Coding Agents like Claude Code have improved a lot in the last 3 to 6 months.
While doing that, I started to wonder how this system actually works.

How does this thing work?

So I wrote down some notes from what I found.

What is Coding Agents?

Until recently, using AI for development mostly meant things like:

  • asking ChatGPT about foo or bar
  • using tab completion with AI inside an IDE

LLMs have become much smarter too.

Then things started to change with the release of Opus 4.5.

Coding Agents like Claude Code can read code, make plan, and implement changes by themselves when you give instructions in the CLI.

If there is an error in test or lint, they can read the logs and fix it.

Now many companies have their own Coding Agents, such as Claude Code, Codex, GitHub Copilot, Cursor, and OpenCode.

The Basic Idea

So how do these agents work by themselves?

It is usually a loop like this:

  1. 👩🏻‍💻 The agent -> 🤖 The LLM:

    • the task you want to do ("I want to change the button color")
    • the tools it can use
  2. 🤖 The LLM -> 👩🏻‍💻 The Agent:

  • call tool
  1. 👩🏻‍💻 The Agent -> 🤖 The LLM:
  • result of the tool call

This loop continues until the task is done.

What Tools Does an Agent Have?

So what kind of tools can Coding Agents use?

In general, many agents have tools like these:

  • planning
  • file read/edit
  • search
  • execution
  • website
  • MCP

For example, Claude Code Agent SDK defines the following tools:

https://platform.claude.com/docs/en/agent-sdk/typescript#tool-input-schemas

Context

One of the most important parts is search.

For example, imagine you ask the agent to add a description feature to a todo app.

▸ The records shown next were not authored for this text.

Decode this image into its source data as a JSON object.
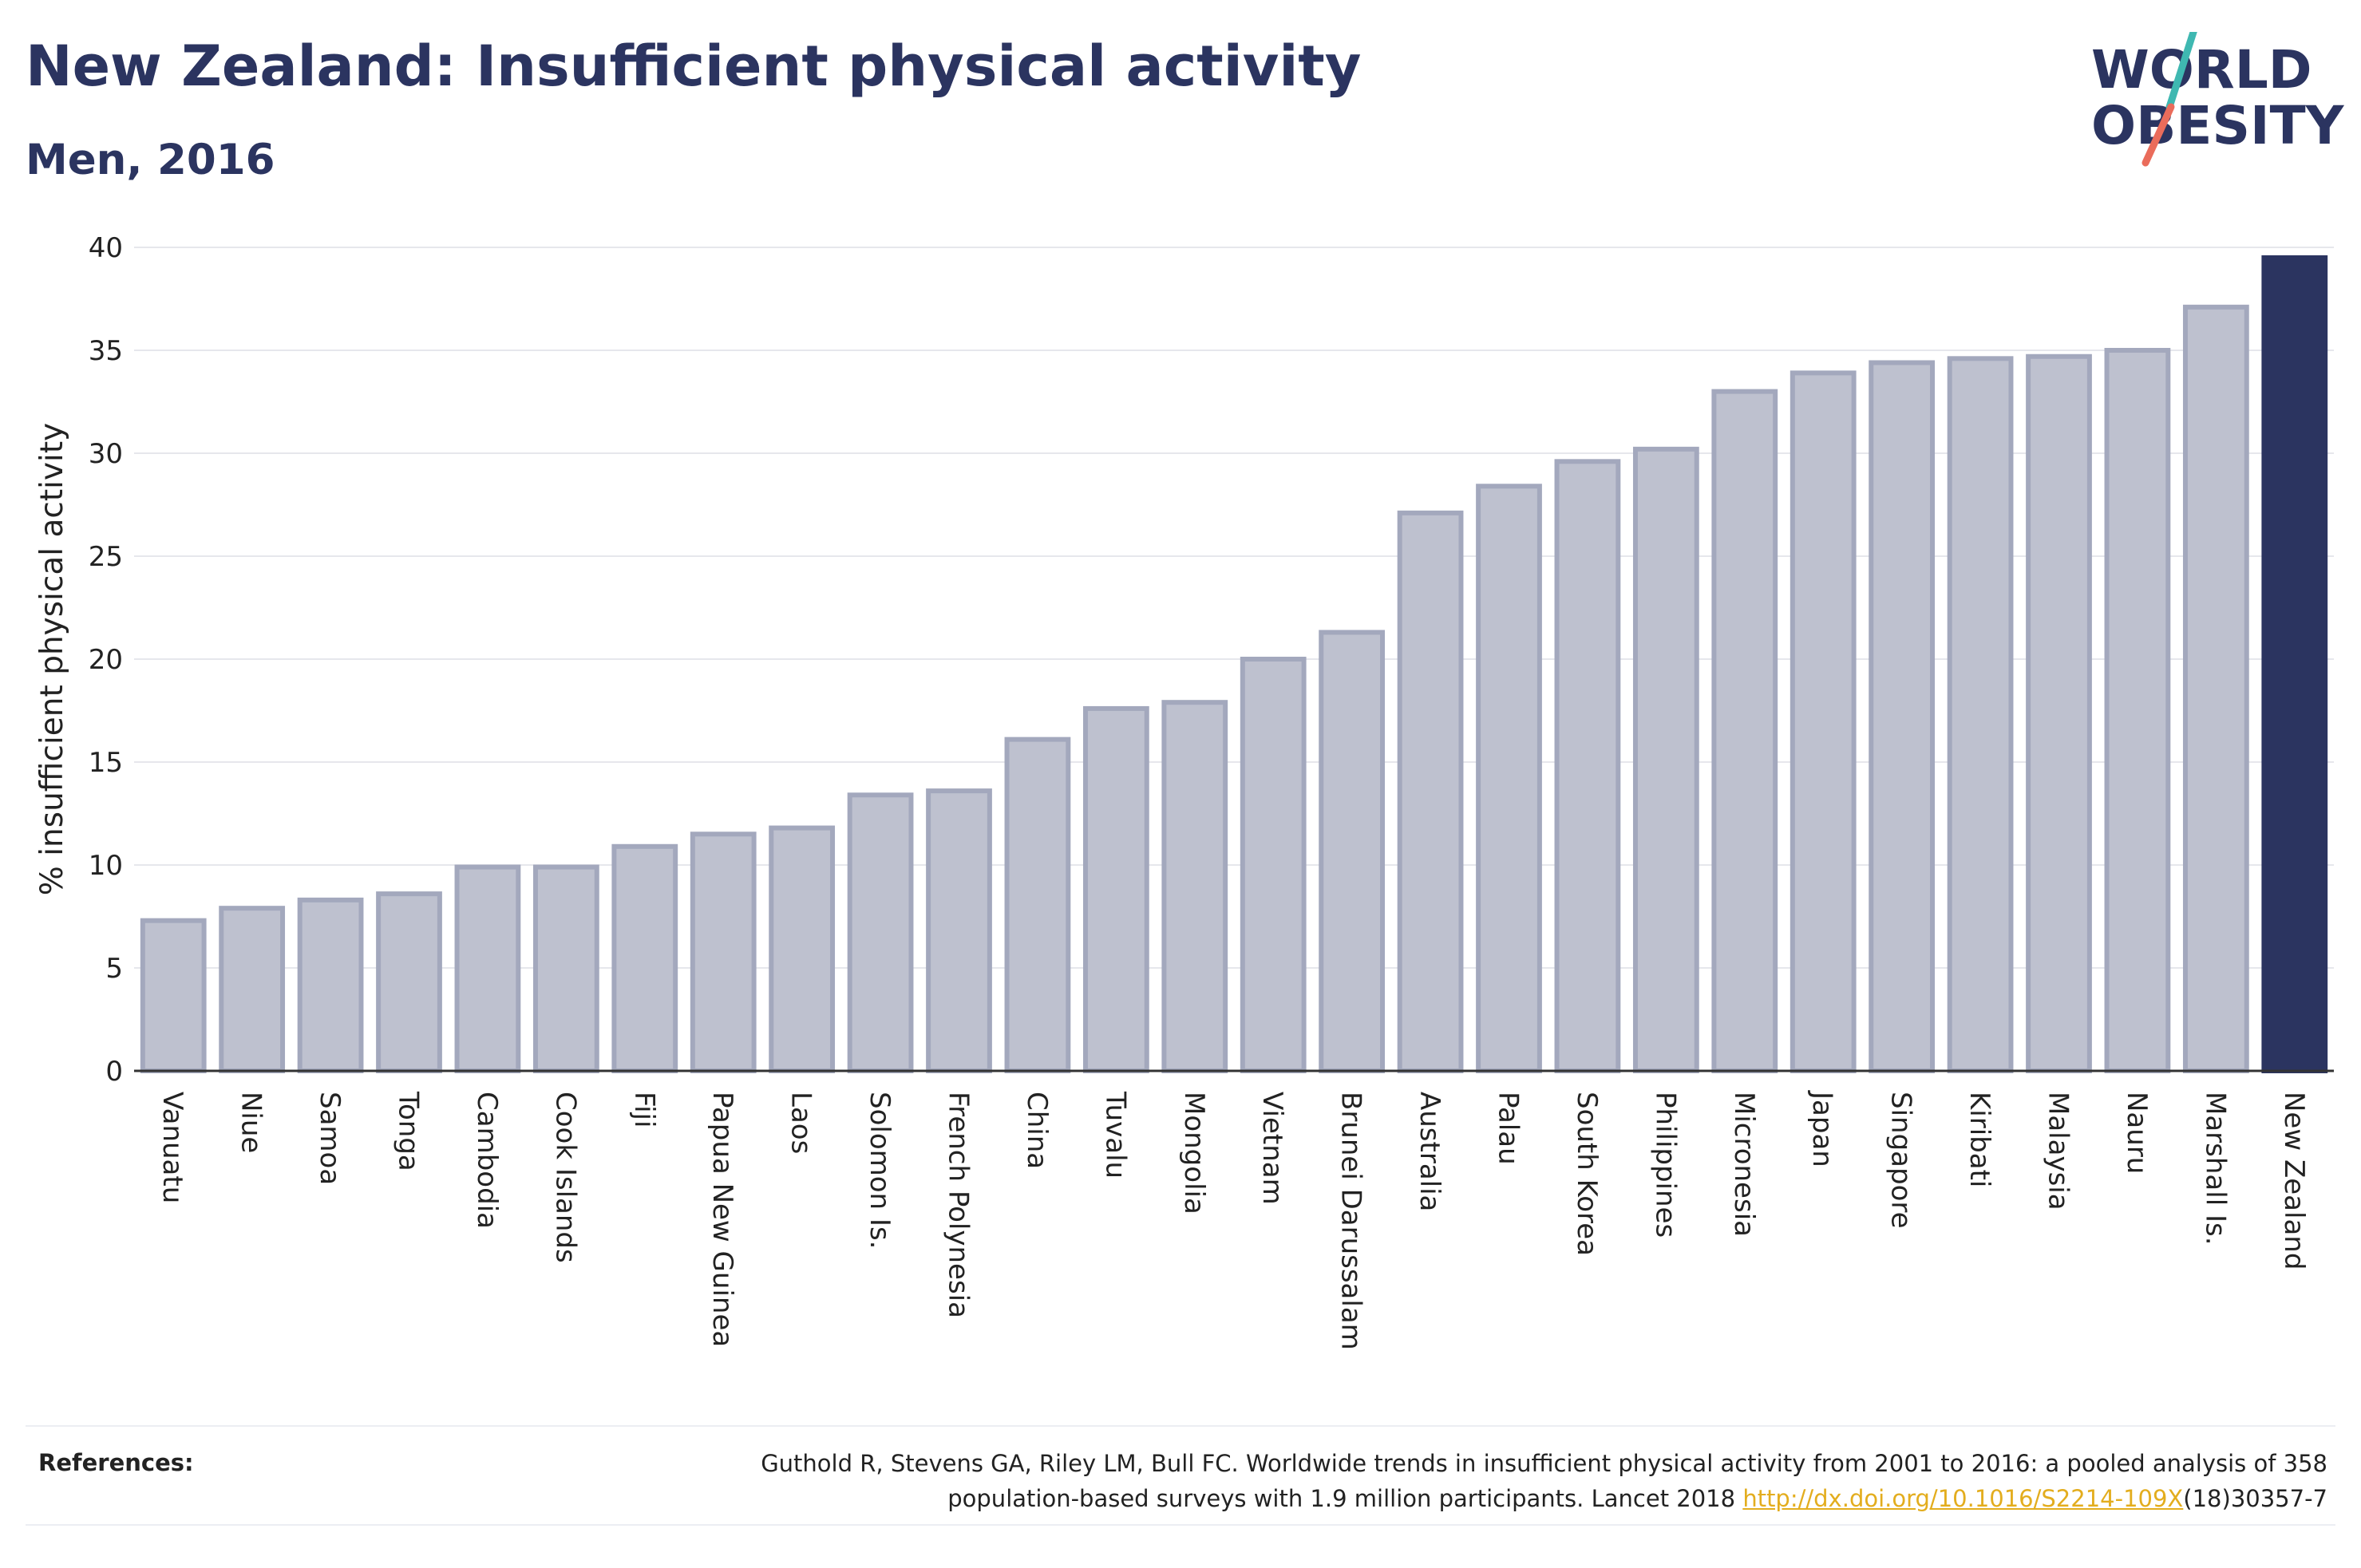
{
  "header": {
    "title": "New Zealand: Insufficient physical activity",
    "subtitle": "Men, 2016"
  },
  "logo": {
    "line1": "WORLD",
    "line2": "OBESITY",
    "text_color": "#2b3460",
    "slash_color_top": "#3fb8b1",
    "slash_color_bottom": "#ea6c5b"
  },
  "chart_data": {
    "type": "bar",
    "title": "New Zealand: Insufficient physical activity",
    "subtitle": "Men, 2016",
    "ylabel": "% insufficient physical activity",
    "xlabel": "",
    "ylim": [
      0,
      40
    ],
    "yticks": [
      0,
      5,
      10,
      15,
      20,
      25,
      30,
      35,
      40
    ],
    "grid": true,
    "highlight": "New Zealand",
    "colors": {
      "bar": "#bec1cf",
      "bar_edge": "#a3a8bd",
      "highlight": "#2b3460"
    },
    "categories": [
      "Vanuatu",
      "Niue",
      "Samoa",
      "Tonga",
      "Cambodia",
      "Cook Islands",
      "Fiji",
      "Papua New Guinea",
      "Laos",
      "Solomon Is.",
      "French Polynesia",
      "China",
      "Tuvalu",
      "Mongolia",
      "Vietnam",
      "Brunei Darussalam",
      "Australia",
      "Palau",
      "South Korea",
      "Philippines",
      "Micronesia",
      "Japan",
      "Singapore",
      "Kiribati",
      "Malaysia",
      "Nauru",
      "Marshall Is.",
      "New Zealand"
    ],
    "values": [
      7.3,
      7.9,
      8.3,
      8.6,
      9.9,
      9.9,
      10.9,
      11.5,
      11.8,
      13.4,
      13.6,
      16.1,
      17.6,
      17.9,
      20.0,
      21.3,
      27.1,
      28.4,
      29.6,
      30.2,
      33.0,
      33.9,
      34.4,
      34.6,
      34.7,
      35.0,
      37.1,
      39.5
    ]
  },
  "references": {
    "label": "References:",
    "text_line1": "Guthold R, Stevens GA, Riley LM, Bull FC. Worldwide trends in insufficient physical activity from 2001 to 2016: a pooled analysis of 358",
    "text_line2_prefix": "population-based surveys with 1.9 million participants. Lancet 2018 ",
    "link": "http://dx.doi.org/10.1016/S2214-109X",
    "text_line2_suffix": "(18)30357-7"
  }
}
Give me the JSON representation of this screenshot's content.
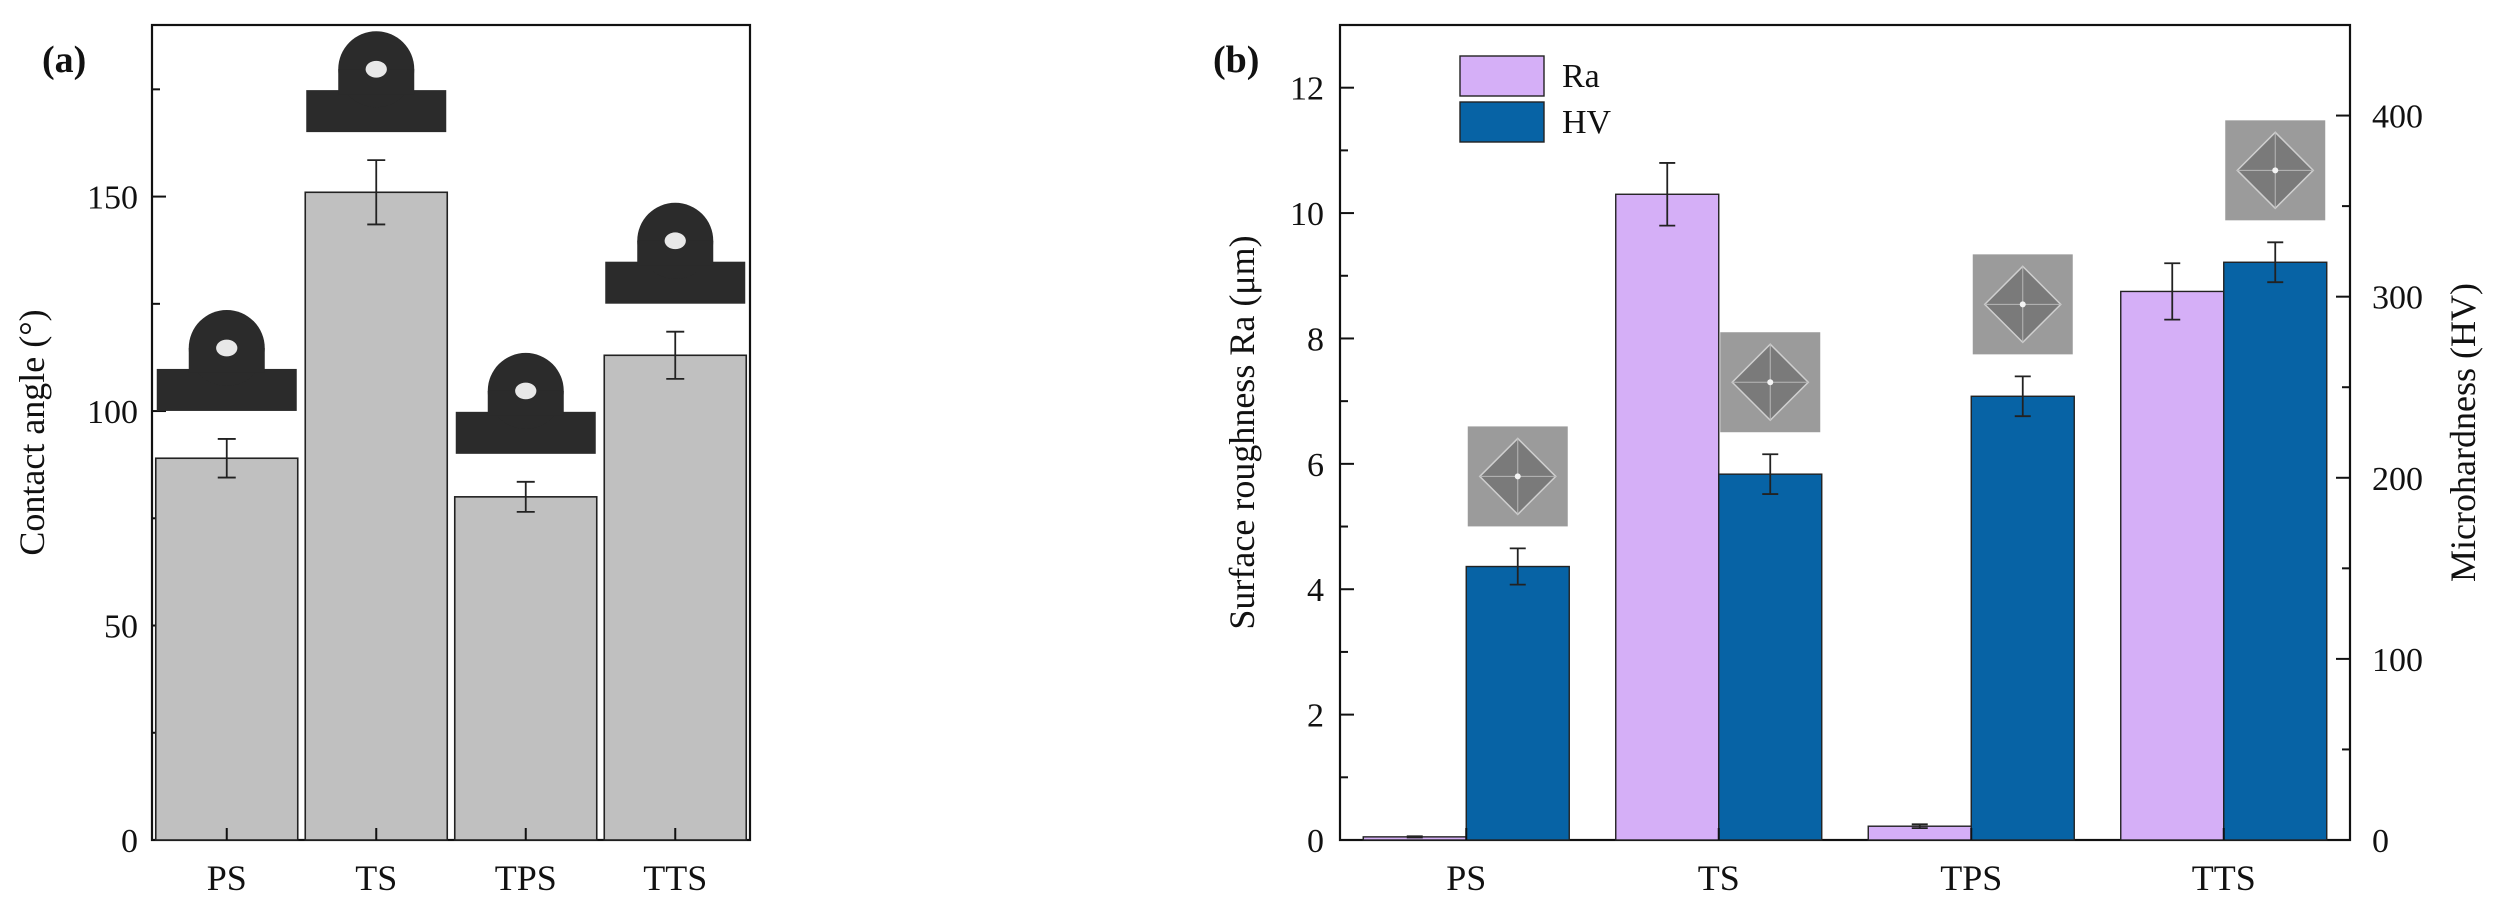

In that case, the agent needs to find which files are related to the todo feature and give them to the LLM.

If the codebase is very small, you can pass everything to the LLM.
But if it is not small, the choice of which files to include as context can greatly change the result.

There are a few common ways to do this:

  • keyword search with glob and grep
  • finding references and definitions with LSP with Tree-sitter

In many cases, this already works very well.

Keyword search is all you need:
https://www.amazon.science/publications/keyword-search-is-all-you-need-achieving-rag-level-performance-without-vector-databases-using-agentic-tool-use

Cursor also probably uses extra features like these, especially to make tab completion faster:

  • Vector search
  • Merkle Trees

Build to Learn

To learn how Coding Agents work, I made a mini mini (about 1000 lines of code) it by myself.